The assembled genome of P. steinenii was annotated using the MAKER annotation pipeline based on protein homology and EST data. A total of 12,461 protein-coding genes were predicted in the assembled genome, and 10,985 protein-coding genes were assigned functions by searches against EggNOG (Supplementary Data 1). Repeat prediction using a de novo RepeatModeler repeat library confirmed that 12.56% of the assembled genome was repeat sequences. Additionally, 492 tRNAs were predicted (Supplementary Table 1). The number of genes, and average intron and exon length were slightly increased in the new assembly compared to the previously reported genome (Table 1). In particular, BUSCO analyses with two datasets (Eukaryote odb9 and Insecta odb9) indicated that the gene set completeness using AUGUSTUS was markedly better than that of the previously reported genome (Table 1).

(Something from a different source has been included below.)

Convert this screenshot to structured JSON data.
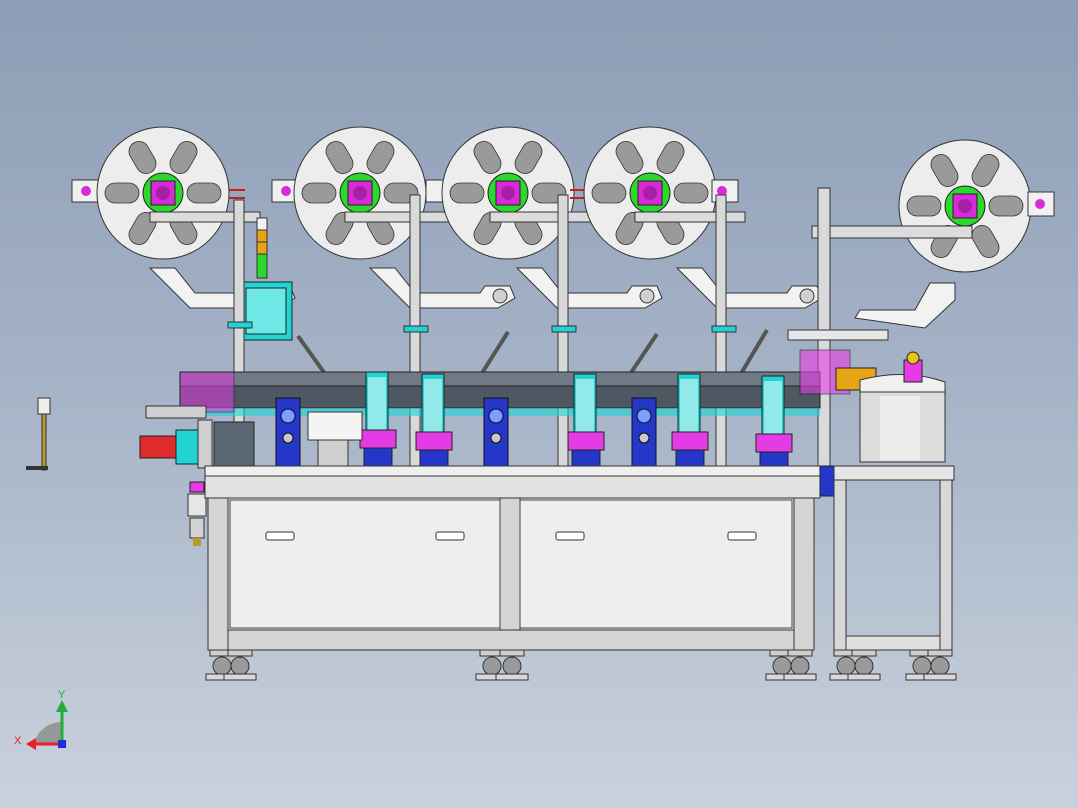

These results indicate that the quality and completeness of the assembled genome were sufficiently high to ensure reliable subsequent genomic analyses (Fig. 1a).
Evolution of gene families in P. steinenii
Protein sequences of Aedes aegypti (GCF_002204515, NCBI), Anopheles gambiae (GCF_000005575, NCBI), B. antarctica (ASM77530v1, Ensemble), Clunio marinus (GCA_90005825, NCBI), and Drosophila melanogaster (GCF_000001215, NCBI) were used for gene family analysis, and isoforms were discarded prior to analysis. The total proteins of the six dipteran species were categorized into 13,482 gene families using OrthoVenn2 (v.2019-05-26)12. A total of 5,214 gene families were shared by the six dipteran species, whereas 313 gene families were specific to P. steinenii (Fig. 1b and Supplementary Data 2). In a phylogenetic analysis based on shared orthologous gene families from the six dipteran species, the estimated divergence time between P. steinenii and other Chironomidae species (B. antarctica and C. marinus) was about 124.05 million years ago (Fig. 1c). In the P. steinenii lineage, 806 significantly expanded gene families, 2,567 significantly contracted gene families, and 68 significantly rapidly evolving gene families were identified (Supplementary Table 2).
To infer functions of rapidly evolving gene families, we performed GO enrichment analyses. The rapidly evolving gene families in P. steinenii were significantly enriched in GO categories related to the defense response to Gram-positive bacterium, mRNA cleavage, and DNA packaging (Fig. 2a).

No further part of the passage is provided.